As a community artist, I respond to what people want to do, what they most need at the time. And if people really feel overwhelmed and don’t know then I can show them examples of art projects and coax them along.
There is a discussion in the art world around art therapy and the creative process. I’m more into believing that everybody has got some sort of creative spirit, whether it be gardening, cooking or whatever and it's about hooking into their experience.
I don't want to make a value judgement just because they've used a very dark colour in a painting they might be depressed. I don’t come from that medical model as it has its history in the medical world. Yet I am very much about giving people an opportunity to have a voice.
- You are passionate about the work that you do with Bathgate School in Dunedin. Can you share your philosophy of sharing art with children and what this initiative means to you and the children?
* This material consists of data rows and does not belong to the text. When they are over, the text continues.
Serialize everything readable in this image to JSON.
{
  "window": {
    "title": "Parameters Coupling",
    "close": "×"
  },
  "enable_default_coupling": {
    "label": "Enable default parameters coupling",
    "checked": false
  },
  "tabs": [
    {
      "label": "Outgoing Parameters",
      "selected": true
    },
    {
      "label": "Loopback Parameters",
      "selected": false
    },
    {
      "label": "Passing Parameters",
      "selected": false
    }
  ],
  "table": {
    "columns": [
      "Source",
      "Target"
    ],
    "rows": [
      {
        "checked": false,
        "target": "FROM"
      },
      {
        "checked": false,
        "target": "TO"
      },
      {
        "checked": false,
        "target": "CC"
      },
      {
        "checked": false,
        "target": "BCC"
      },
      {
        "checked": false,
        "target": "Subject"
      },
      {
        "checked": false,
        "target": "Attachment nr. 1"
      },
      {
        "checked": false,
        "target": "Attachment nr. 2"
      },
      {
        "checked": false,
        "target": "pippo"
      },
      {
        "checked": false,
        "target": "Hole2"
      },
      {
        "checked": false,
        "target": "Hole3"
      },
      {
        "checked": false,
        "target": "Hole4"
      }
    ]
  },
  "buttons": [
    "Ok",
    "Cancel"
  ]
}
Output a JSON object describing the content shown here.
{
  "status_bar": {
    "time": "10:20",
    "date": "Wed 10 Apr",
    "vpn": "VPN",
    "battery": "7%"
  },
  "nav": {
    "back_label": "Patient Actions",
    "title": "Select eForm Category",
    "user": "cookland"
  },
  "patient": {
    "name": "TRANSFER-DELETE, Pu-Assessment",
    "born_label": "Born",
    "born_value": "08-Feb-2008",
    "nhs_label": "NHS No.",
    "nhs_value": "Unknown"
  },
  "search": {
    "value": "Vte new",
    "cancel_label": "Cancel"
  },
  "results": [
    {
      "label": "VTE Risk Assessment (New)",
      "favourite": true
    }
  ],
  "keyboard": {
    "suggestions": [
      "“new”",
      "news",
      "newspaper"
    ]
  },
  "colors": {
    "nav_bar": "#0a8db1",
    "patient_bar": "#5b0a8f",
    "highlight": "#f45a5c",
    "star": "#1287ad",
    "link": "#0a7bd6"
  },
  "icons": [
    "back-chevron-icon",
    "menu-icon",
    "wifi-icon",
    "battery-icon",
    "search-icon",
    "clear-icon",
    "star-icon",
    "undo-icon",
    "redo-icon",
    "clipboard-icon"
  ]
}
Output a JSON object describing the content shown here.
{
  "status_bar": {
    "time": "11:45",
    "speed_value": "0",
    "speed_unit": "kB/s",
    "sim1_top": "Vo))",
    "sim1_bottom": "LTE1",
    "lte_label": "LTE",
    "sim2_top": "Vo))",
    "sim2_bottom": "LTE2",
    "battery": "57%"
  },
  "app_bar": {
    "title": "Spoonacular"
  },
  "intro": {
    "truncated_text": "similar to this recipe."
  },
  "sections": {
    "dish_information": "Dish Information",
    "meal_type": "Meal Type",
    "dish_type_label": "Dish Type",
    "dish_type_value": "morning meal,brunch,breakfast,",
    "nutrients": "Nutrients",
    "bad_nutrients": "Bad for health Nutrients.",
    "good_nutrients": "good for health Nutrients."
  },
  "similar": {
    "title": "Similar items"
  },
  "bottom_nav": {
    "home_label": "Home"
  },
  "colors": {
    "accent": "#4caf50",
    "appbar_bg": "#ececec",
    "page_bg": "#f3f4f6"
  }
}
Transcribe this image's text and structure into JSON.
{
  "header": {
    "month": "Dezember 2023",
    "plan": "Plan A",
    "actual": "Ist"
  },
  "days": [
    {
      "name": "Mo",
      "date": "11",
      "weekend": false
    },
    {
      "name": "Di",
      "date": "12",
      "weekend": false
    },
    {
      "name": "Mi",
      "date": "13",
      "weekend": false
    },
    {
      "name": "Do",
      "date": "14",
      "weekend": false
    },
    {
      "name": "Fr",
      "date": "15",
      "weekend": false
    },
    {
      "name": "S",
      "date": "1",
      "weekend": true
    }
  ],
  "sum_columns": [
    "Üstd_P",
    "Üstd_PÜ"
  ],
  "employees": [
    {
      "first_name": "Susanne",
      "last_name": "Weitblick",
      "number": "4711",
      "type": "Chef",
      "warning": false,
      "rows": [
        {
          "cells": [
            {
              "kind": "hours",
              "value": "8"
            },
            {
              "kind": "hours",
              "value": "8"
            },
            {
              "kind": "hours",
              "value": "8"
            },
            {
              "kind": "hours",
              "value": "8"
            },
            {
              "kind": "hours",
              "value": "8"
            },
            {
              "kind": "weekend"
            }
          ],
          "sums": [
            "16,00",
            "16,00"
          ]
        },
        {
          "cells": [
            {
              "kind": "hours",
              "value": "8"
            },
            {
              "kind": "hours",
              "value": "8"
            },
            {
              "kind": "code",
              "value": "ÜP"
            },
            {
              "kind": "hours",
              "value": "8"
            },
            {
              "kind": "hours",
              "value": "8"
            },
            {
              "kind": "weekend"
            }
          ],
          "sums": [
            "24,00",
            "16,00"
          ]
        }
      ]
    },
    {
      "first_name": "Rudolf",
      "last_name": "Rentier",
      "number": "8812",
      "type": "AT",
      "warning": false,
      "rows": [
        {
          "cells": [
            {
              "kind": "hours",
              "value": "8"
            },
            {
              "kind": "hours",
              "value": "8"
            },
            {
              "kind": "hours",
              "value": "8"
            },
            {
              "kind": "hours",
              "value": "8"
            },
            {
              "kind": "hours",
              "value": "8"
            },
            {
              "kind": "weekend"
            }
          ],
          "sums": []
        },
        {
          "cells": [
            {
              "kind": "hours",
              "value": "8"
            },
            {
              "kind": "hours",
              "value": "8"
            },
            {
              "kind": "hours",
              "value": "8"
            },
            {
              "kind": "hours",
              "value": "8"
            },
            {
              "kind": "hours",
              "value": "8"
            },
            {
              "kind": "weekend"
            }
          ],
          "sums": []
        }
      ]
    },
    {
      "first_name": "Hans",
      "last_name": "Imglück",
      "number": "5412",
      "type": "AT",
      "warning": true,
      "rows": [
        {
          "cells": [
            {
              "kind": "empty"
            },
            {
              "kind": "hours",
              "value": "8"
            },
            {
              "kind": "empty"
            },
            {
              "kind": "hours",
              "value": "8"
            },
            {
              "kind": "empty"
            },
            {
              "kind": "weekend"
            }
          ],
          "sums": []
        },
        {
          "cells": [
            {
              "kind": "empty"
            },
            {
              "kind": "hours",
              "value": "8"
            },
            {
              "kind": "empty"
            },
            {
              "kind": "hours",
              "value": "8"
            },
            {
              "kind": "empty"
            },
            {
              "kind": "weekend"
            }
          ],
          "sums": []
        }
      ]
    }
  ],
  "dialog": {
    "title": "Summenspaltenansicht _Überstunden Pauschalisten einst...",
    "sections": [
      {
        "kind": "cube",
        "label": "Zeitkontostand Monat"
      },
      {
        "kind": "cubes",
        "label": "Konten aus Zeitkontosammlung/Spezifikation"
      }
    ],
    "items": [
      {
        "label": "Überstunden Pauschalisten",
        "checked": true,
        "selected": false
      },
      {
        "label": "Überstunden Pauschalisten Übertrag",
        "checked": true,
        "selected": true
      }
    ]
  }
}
There is a long history of art being valued in this school and I am just one part of the jigsaw puzzle.
I find working with children joyous and wonderful. Some days it can be hard but it's amazing being with young people and honouring them as creative beings and giving them the opportunity to use materials so they can create their own visual imagery.
It’s not me telling them what to do but me showing them how to use materials and they go forward from there.
- Have there been challenges along the way to you becoming a professional artist?
Yes, it can be challenging. You know you have to be a bit stubborn and you have to be a bit loose. You have to work hard; really hard.
- What does it take to live one’s dream?
In regards to living one’s dream, I would say to people not necessarily to chase rainbows but actually work out where the rainbow starts and the rest will happen.
Be grounded in what you do. Keep working at it and working on it. Show up!
- What advice would you give to women seeking to turn their passion into a career?
You have to think a bit different! Not the ‘same old, same old’.
You have to be creative in your marketing, in telling your story.
You have to be self-reflective and ask ‘is what I am doing marketable and do people want to buy this product or experience? Is what I’m offering a bit special?'
Don’t expect to get rich just because you love doing something. But if you are doing what you love and you are connecting with people from the ground up then you will turn your passion into a career.
Know that some days you will struggle and others will be amazing. It all balances out.
- Yin Yang questions –
Grass or sand? Grass
Abstract or Realism? I’m in the middle
Tajh Mahal or Eiffel Tower? Neither
Still or sparkling? Sparkling
Play five instruments beautifully or speak five languages fluently? I’d like to be able to speak just one language fluently! I’d rather speak five languages.
Is there a person that inspires you?
Patsy Cline music inspires me. It makes me cheerful. I like country music, particularly alternative. I like deep and soulful music.